8 His neighbors and those who had formerly seen him begging asked, “Isn’t this the same man who used to sit and beg?” 9 Some claimed that he was.
Others said, “No, he only looks like him.”
But he himself insisted, “I am the man.”
10 “How then were your eyes opened?” they asked.
11 He replied, “The man they call Jesus made some mud and put it on my eyes. He told me to go to Siloam and wash. So I went and washed, and then I could see.”
12 “Where is this man?” they asked him.
“I don’t know,” he said.
13 They brought to the Pharisees the man who had been blind. 14 Now the day on which Jesus had made the mud and opened the man’s eyes was a Sabbath. 15 Therefore the Pharisees also asked him how he had received his sight. “He put mud on my eyes,” the man replied, “and I washed, and now I see.”
16 Some of the Pharisees said, “This man is not from God, for he does not keep the Sabbath.”
But others asked, “How can a sinner perform such signs?” So they were divided.
17 Then they turned again to the blind man, “What have you to say about him? It was your eyes he opened.”
The man replied, “He is a prophet.”
18 They still did not believe that he had been blind and had received his sight until they sent for the man’s parents. 19 “Is this your son?” they asked. “Is this the one you say was born blind? How is it that now he can see?”
20 “We know he is our son,” the parents answered, “and we know he was born blind. 21 But how he can see now, or who opened his eyes, we don’t know. Ask him. He is of age; he will speak for himself.” 22 His parents said this because they were afraid of the Jewish leaders, who already had decided that anyone who acknowledged that Jesus was the Messiah would be put out of the synagogue. 23 That was why his parents said, “He is of age; ask him.”
24 A second time they summoned the man who had been blind. “Give glory to God by telling the truth,” they said. “We know this man is a sinner.”
25 He replied, “Whether he is a sinner or not, I don’t know. One thing I do know. I was blind but now I see!”
26 Then they asked him, “What did he do to you? How did he open your eyes?”
27 He answered, “I have told you already and you did not listen. Why do you want to hear it again? Do you want to become his disciples too?”
28 Then they hurled insults at him and said, “You are this fellow’s disciple! We are disciples of Moses! 29 We know that God spoke to Moses, but as for this fellow, we don’t even know where he comes from.”
30 The man answered, “Now that is remarkable! You don’t know where he comes from, yet he opened my eyes. 31 We know that God does not listen to sinners.

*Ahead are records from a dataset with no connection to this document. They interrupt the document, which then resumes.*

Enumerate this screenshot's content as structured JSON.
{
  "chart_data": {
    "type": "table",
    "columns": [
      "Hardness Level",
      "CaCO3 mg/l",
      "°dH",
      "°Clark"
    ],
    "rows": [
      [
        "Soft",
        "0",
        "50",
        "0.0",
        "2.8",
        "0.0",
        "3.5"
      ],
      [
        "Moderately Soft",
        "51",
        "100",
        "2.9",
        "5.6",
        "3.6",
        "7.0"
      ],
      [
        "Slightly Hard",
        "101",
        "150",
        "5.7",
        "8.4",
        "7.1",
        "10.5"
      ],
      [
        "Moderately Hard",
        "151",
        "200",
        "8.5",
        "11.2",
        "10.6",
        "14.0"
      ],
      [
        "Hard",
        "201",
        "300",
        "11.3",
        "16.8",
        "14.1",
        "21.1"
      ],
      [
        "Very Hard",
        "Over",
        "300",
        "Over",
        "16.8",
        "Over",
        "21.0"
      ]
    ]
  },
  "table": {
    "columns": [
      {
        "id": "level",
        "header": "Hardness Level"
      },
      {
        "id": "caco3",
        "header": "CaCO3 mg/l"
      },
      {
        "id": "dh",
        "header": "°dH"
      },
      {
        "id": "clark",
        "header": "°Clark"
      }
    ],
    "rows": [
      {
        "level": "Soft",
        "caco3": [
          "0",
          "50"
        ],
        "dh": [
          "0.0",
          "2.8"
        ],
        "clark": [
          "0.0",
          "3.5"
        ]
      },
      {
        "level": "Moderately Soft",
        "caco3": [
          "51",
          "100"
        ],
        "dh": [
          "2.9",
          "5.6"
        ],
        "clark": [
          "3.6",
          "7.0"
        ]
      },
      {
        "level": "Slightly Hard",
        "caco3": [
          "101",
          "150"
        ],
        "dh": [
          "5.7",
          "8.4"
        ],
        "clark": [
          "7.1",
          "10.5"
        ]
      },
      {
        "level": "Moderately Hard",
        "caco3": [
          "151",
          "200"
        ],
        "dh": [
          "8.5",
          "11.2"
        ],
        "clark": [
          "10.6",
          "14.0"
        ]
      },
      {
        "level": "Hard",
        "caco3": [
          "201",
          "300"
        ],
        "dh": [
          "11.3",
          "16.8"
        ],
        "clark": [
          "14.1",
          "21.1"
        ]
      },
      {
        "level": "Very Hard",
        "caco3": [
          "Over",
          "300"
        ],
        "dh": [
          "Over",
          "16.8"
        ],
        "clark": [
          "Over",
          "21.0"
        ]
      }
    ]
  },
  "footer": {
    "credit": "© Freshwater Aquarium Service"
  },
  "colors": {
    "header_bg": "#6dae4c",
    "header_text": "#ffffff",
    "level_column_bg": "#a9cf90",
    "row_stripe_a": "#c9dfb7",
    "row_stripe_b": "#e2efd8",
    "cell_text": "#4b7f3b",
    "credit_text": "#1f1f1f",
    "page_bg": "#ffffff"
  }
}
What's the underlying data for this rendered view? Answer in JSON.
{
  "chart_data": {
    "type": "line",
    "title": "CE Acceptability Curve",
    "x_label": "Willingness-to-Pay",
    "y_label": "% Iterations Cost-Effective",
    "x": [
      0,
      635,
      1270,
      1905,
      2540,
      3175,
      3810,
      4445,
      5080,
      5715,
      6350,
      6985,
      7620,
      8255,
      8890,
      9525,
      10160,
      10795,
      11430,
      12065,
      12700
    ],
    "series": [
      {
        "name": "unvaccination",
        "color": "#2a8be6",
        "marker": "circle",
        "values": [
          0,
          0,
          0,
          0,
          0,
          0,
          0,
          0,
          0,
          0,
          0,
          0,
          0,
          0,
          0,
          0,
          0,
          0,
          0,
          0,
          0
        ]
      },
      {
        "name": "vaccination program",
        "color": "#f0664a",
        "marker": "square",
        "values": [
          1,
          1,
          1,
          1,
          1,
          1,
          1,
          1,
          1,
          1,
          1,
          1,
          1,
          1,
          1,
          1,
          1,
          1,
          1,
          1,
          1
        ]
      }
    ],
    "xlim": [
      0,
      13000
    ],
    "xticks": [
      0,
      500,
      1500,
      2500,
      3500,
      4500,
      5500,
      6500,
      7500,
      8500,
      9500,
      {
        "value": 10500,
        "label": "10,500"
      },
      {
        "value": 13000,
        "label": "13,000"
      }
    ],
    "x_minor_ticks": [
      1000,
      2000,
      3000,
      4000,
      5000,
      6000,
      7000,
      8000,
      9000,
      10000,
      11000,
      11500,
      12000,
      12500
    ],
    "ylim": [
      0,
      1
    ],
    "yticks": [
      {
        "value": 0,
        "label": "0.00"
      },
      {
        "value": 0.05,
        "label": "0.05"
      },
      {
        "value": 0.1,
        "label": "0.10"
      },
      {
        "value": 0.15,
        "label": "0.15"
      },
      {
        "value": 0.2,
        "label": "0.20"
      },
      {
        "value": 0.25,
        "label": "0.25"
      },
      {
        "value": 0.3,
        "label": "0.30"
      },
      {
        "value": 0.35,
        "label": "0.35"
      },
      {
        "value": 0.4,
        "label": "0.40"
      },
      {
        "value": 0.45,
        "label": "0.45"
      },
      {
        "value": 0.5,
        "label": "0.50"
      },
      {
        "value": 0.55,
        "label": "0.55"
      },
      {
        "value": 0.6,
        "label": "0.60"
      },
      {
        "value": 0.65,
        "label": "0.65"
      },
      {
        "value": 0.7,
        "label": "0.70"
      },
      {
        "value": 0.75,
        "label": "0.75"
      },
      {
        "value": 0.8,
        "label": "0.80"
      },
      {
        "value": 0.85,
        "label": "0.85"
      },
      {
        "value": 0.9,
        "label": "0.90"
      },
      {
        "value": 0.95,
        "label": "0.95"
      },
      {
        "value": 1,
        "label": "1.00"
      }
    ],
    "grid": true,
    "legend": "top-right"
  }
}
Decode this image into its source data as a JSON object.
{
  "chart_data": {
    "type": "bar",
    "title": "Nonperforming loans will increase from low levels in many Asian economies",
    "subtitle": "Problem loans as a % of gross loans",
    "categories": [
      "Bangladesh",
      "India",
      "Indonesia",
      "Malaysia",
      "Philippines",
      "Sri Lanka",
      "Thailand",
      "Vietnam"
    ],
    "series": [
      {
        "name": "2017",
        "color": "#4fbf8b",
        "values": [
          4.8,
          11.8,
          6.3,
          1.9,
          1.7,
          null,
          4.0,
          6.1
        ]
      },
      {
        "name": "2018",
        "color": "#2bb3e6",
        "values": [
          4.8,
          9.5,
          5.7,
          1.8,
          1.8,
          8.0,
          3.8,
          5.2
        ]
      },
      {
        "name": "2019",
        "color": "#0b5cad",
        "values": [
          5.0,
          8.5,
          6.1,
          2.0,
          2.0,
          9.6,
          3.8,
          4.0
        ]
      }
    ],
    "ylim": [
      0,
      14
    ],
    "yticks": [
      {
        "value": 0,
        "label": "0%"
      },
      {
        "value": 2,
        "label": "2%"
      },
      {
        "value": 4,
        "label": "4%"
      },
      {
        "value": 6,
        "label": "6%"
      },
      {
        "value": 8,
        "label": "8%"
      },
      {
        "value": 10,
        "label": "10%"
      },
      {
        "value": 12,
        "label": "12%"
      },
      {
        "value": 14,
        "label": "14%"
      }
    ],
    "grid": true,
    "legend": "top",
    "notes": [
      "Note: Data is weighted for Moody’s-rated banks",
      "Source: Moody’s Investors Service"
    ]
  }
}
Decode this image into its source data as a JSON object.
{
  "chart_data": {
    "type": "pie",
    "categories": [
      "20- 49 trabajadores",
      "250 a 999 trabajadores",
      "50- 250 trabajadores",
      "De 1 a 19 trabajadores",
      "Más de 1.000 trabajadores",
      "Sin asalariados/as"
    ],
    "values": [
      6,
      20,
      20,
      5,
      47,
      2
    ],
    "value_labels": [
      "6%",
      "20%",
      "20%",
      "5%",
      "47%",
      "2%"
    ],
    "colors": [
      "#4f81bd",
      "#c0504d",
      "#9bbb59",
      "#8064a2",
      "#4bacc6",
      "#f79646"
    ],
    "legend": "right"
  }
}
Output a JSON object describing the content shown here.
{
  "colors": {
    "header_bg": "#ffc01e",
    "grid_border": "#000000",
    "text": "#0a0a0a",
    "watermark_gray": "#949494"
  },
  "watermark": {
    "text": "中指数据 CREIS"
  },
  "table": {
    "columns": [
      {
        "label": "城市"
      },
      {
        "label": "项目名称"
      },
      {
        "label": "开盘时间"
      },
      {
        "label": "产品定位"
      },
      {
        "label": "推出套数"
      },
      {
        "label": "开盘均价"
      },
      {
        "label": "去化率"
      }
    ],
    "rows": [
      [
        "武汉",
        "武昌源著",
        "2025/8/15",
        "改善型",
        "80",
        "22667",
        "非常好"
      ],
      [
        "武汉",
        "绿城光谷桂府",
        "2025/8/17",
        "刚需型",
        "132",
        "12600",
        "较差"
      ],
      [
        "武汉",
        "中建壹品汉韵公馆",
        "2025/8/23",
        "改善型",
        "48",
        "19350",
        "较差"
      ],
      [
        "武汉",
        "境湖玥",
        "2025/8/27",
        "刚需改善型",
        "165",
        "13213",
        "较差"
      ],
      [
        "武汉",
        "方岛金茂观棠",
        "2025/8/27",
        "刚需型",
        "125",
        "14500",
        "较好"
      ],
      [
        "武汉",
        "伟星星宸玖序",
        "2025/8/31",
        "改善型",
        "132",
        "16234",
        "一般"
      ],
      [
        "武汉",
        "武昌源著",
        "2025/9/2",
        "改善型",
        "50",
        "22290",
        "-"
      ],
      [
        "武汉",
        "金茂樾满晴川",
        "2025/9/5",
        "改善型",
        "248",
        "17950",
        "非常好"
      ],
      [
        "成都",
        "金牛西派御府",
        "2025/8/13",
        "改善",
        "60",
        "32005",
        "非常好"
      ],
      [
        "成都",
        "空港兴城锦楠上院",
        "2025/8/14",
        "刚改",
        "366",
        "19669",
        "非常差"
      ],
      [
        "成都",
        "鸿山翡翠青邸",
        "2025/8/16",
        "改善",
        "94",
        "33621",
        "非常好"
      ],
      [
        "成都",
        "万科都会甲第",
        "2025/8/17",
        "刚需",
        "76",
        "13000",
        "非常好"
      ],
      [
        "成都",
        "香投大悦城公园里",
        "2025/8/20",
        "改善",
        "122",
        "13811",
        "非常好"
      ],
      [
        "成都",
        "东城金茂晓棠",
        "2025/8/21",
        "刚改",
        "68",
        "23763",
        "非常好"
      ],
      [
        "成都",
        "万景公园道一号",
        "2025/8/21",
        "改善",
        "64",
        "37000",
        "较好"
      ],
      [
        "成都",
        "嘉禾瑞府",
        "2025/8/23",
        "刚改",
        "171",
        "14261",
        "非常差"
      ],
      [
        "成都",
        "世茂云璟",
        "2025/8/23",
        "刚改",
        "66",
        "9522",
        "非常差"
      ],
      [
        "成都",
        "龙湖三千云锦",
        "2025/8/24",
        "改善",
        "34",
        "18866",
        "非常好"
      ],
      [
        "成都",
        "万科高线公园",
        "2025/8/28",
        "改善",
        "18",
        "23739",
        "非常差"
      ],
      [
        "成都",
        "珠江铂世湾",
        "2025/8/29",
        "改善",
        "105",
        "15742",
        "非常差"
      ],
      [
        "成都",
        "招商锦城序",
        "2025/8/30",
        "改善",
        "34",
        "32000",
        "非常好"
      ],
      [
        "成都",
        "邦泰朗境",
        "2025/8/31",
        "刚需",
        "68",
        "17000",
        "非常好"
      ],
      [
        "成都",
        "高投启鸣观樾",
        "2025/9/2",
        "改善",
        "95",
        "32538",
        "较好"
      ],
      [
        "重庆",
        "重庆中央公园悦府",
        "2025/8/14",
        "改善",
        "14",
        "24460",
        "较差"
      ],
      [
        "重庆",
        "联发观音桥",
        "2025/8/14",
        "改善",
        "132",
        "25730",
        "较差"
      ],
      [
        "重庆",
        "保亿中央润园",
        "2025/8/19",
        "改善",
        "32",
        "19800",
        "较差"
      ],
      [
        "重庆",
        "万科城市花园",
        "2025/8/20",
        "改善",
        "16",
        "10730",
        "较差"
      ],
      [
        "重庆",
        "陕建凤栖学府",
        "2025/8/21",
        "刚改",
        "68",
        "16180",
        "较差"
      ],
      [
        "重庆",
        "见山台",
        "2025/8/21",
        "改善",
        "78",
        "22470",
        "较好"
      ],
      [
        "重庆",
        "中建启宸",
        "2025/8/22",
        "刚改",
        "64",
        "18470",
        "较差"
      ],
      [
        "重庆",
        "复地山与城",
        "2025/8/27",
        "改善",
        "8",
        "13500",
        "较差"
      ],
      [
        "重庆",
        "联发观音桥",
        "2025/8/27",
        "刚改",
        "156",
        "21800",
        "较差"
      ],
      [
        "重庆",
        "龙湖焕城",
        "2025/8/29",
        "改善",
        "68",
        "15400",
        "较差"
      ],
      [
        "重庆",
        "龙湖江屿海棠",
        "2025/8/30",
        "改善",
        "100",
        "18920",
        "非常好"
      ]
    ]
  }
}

He listens to the godly person who does his will. 32 Nobody has ever heard of opening the eyes of a man born blind. 33 If this man were not from God, he could do nothing.”
34 To this they replied, “You were steeped in sin at birth; how dare you lecture us!” And they threw him out.
35 Jesus heard that they had thrown him out, and when he found him, he said, “Do you believe in the Son of Man?”
36 “Who is he, sir?” the man asked. “Tell me so that I may believe in him.”
37 Jesus said, “You have now seen him; in fact, he is the one speaking with you.”
38 Then the man said, “Lord, I believe,” and he worshiped him.
39 Jesus said, “For judgment I have come into this world, so that the blind will see and those who see will become blind.”
40 Some Pharisees who were with him heard him say this and asked, “What? Are we blind too?”
41 Jesus said, “If you were blind, you would not be guilty of sin; but now that you claim you can see, your guilt remains.